A new airport is set to radically reshape Badgerys Creek in Sydney’s west – for good or bad.

The owner of Australia’s largest airport had until next Monday to reveal its hand after the Turnbull government issued in December a notice of intention, under which it could exercise its first option to build the new Badgerys Creek airport.

However, Sydney Airport chief executive Kerrie Mather said its decision not to accept the notice of intention for Western Sydney Airport was “in the best interests of our investors who represent millions of Australians through their superannuation funds”.

“The risks associated with the development and operation of WSA are considerable and endure for many decades without commensurate returns for our investors,” she said.

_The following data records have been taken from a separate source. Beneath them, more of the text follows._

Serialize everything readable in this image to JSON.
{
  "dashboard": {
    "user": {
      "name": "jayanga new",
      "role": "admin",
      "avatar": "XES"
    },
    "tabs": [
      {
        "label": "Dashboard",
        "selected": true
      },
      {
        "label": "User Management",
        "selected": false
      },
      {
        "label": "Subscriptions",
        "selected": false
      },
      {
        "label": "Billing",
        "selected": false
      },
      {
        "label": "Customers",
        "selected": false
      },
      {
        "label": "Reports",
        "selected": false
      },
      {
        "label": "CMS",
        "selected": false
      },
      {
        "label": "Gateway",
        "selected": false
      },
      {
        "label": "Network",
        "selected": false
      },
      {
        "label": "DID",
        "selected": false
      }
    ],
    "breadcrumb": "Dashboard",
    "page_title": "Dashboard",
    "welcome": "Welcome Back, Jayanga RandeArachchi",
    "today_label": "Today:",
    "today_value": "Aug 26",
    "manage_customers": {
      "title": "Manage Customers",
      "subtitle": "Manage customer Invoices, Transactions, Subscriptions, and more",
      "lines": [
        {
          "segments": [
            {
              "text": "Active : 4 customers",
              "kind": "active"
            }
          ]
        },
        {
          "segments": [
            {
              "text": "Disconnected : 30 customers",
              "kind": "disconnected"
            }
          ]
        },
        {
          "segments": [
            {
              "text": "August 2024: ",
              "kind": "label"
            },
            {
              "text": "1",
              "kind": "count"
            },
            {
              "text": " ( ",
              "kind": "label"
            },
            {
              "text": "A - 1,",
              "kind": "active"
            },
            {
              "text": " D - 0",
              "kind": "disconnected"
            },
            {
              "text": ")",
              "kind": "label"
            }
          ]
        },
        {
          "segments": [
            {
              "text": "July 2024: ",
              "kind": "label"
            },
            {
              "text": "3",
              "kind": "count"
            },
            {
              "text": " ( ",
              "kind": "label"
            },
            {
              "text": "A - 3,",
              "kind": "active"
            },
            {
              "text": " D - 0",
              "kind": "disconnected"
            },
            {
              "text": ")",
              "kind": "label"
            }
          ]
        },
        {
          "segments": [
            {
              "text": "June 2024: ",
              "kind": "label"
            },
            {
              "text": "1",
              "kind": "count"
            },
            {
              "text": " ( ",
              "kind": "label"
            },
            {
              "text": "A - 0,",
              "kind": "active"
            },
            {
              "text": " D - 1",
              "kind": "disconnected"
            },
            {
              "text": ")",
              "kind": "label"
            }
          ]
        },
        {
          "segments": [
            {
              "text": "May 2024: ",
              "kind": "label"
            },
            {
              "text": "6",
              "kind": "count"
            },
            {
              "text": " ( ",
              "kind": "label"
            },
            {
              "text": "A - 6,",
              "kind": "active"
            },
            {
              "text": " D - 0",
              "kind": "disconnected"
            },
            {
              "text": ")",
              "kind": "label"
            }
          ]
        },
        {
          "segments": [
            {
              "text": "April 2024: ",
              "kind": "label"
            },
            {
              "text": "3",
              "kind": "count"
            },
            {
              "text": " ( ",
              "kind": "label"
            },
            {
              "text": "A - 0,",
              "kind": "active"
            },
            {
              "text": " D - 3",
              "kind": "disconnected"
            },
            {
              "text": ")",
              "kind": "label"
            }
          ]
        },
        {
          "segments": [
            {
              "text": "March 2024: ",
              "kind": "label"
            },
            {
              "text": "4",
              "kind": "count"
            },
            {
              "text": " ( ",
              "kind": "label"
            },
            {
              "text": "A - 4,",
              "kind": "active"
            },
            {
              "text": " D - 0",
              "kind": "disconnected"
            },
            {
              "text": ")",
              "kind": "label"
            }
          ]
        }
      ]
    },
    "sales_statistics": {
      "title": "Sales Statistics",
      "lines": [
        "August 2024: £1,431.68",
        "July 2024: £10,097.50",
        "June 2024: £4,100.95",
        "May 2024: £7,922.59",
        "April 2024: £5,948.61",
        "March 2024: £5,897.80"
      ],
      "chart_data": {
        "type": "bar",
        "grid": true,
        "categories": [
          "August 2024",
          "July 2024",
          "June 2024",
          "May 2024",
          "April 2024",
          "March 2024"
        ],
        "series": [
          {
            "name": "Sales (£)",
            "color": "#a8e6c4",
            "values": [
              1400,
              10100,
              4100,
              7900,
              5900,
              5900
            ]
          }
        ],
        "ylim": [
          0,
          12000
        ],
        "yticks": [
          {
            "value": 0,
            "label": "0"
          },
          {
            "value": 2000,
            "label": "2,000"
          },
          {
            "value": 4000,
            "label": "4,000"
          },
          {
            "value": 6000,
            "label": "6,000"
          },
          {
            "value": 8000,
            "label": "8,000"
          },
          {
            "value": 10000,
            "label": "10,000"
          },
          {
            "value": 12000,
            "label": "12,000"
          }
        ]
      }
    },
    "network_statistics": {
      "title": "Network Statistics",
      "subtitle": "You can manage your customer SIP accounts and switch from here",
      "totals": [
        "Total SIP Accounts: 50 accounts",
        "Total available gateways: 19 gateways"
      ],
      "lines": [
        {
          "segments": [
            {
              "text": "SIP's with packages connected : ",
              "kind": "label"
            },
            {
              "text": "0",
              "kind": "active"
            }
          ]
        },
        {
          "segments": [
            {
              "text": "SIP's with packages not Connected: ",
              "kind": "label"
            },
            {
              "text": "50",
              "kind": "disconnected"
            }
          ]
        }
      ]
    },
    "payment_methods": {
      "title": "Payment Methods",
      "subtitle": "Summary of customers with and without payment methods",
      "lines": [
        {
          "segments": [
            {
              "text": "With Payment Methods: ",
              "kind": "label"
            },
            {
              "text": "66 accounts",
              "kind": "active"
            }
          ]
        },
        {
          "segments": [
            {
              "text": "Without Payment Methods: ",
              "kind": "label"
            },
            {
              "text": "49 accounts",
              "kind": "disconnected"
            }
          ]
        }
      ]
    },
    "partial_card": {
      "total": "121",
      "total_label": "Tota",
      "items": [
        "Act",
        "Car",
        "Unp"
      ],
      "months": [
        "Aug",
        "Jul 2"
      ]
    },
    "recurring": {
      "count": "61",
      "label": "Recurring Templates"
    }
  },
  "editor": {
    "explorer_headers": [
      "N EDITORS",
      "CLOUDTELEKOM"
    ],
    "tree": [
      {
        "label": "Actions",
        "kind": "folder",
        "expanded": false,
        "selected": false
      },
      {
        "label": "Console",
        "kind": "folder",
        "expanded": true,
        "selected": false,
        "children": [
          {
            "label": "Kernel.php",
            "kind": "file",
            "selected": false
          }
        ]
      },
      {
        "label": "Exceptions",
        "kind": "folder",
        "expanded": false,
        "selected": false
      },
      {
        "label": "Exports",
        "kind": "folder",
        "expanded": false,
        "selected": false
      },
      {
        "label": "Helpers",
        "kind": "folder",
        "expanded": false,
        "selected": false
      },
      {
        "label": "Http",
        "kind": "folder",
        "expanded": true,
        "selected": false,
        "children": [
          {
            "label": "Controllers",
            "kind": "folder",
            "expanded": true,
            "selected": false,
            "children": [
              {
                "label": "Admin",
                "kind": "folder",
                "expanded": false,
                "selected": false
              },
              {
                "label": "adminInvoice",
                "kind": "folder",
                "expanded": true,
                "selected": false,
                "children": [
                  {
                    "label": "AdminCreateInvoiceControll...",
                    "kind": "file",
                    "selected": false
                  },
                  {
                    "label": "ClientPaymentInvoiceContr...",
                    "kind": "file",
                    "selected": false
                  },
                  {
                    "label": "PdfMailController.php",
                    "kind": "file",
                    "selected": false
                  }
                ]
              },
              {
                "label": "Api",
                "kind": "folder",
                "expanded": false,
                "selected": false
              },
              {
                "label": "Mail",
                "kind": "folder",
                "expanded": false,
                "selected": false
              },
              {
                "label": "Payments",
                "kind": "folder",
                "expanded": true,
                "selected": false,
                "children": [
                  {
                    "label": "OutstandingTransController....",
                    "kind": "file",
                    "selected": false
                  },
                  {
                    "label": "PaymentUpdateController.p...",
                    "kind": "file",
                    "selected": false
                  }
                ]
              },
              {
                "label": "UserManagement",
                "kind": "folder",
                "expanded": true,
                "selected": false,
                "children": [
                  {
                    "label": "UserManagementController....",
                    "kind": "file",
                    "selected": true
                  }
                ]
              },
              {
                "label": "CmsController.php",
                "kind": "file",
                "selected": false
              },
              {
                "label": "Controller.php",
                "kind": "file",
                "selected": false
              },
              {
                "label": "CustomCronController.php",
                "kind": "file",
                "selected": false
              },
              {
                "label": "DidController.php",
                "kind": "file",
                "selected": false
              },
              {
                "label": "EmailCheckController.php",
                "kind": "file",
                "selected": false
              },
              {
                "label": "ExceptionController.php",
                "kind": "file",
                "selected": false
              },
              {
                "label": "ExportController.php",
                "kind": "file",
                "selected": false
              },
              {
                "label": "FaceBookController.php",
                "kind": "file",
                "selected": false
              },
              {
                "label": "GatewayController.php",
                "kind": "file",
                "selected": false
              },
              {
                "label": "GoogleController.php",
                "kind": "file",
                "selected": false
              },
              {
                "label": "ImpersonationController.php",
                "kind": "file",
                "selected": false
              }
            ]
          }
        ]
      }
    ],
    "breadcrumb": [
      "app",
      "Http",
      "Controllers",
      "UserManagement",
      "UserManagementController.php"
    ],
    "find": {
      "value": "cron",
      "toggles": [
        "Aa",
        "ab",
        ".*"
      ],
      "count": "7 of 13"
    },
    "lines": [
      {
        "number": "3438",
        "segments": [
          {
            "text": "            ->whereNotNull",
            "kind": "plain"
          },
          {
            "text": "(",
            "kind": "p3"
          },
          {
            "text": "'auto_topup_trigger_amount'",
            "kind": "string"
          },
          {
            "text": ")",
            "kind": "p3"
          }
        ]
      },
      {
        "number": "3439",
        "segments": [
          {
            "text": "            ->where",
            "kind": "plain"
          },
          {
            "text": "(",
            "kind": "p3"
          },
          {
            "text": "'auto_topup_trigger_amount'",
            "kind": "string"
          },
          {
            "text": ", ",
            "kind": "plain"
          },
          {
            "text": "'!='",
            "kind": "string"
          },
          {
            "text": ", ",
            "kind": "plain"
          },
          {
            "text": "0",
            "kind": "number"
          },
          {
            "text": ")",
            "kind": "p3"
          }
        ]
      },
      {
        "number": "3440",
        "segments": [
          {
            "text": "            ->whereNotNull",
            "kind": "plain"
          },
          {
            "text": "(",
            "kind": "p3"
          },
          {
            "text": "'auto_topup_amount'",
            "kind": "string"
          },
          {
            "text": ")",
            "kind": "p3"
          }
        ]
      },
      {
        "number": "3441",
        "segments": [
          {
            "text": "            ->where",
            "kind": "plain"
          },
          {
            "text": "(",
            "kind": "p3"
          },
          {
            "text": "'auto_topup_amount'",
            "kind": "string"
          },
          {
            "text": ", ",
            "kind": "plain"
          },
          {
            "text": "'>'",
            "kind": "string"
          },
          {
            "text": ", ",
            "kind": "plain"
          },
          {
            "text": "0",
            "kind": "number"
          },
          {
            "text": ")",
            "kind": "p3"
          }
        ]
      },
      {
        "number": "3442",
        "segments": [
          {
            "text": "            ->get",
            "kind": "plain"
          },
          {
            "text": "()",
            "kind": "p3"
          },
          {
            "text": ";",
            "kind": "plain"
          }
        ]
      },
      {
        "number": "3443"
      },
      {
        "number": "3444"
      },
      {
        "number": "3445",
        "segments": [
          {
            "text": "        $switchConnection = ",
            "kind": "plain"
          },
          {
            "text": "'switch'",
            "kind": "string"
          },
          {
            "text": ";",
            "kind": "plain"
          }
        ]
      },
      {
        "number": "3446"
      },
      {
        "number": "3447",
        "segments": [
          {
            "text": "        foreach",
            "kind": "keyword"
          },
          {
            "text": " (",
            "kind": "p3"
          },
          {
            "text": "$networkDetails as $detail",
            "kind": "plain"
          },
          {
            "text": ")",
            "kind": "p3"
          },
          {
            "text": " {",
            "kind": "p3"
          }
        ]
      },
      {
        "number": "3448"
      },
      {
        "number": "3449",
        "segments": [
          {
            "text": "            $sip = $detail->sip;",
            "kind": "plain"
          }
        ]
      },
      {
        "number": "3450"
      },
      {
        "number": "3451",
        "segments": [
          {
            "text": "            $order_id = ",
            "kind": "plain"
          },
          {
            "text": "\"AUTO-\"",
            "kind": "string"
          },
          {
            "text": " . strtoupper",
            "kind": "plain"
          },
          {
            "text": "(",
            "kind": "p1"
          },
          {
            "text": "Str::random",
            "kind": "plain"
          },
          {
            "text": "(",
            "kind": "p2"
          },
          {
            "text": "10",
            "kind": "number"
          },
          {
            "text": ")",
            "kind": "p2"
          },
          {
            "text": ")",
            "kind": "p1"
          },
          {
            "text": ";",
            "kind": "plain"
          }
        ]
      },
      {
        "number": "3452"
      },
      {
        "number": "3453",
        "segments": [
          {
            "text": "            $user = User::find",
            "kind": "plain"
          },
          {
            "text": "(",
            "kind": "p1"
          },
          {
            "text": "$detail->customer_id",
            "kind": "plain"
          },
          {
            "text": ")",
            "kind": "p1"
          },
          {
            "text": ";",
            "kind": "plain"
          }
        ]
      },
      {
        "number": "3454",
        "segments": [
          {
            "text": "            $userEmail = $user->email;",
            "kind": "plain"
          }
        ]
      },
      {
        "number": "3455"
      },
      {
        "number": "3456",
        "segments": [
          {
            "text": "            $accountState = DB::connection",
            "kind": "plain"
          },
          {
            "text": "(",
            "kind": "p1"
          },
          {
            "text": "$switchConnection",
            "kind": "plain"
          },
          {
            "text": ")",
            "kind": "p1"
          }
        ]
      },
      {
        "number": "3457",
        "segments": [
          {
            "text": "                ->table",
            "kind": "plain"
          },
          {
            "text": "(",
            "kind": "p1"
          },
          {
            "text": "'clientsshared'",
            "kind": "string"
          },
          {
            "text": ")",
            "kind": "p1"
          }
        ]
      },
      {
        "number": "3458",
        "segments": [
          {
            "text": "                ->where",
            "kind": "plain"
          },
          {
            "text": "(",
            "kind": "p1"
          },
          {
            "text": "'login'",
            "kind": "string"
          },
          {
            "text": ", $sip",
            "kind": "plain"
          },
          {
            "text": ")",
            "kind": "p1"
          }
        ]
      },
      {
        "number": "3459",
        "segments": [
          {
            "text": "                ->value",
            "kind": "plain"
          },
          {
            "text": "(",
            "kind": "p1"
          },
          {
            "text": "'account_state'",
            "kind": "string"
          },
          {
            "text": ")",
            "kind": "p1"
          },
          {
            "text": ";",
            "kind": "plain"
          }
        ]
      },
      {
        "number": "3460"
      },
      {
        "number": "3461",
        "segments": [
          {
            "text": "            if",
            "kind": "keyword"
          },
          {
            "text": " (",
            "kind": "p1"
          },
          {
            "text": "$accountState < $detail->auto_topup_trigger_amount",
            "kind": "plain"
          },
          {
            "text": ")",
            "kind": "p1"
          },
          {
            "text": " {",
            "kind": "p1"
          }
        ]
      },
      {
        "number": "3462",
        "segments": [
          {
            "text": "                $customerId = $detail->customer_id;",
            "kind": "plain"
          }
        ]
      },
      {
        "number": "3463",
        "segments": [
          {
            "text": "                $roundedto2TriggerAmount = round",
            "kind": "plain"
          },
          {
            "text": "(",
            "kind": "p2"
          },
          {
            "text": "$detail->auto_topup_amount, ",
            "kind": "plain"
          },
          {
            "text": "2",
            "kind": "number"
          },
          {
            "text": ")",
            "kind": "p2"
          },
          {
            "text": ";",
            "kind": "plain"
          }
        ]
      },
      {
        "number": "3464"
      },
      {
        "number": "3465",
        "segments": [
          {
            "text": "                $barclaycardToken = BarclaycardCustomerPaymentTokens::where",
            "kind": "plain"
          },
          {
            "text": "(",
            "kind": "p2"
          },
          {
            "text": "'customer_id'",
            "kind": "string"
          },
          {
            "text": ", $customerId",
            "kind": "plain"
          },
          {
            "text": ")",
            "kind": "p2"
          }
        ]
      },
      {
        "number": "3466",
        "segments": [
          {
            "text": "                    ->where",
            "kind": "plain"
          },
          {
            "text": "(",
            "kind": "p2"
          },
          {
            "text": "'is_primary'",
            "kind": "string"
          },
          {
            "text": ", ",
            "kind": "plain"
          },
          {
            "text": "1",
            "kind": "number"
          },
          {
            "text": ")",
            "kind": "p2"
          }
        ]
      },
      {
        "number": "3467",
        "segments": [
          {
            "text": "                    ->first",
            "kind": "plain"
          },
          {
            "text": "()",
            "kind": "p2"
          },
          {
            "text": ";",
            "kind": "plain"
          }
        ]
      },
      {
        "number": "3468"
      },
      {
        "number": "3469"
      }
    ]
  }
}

Last month the Turnbull government said it had undertaken significant work to ensure timetables for construction would be met if Sydney Airport decided against building the new airport, citing meetings in recent weeks with nine large construction companies.

Sydney Airport CEO Kerrie Mather: Company won't build Badgerys Creek. Sydney Airport CEO Kerrie Mather: Company won’t build Badgerys Creek. Photo: Anthony Johnson

The plans are for bulldozers to begin moving tens of thousands of tonnes of earth at the 1700-hectare site at Badgerys Creek, about 50 kilometres from the CBD, by the end of next year and for a 3.7-kilometre runway and terminal capable of handling 10 million passengers a year to open by 2026.

Urban Infrastructure Minister Paul Fletcher has said the two options would be for the government to build and operate the airport itself, or to go to market to choose another private sector party.

Unlike Sydney Airport, the new airport will not have a curfew on night-time flying. That will give it a better chance of competing against its much larger neighbour at Mascot.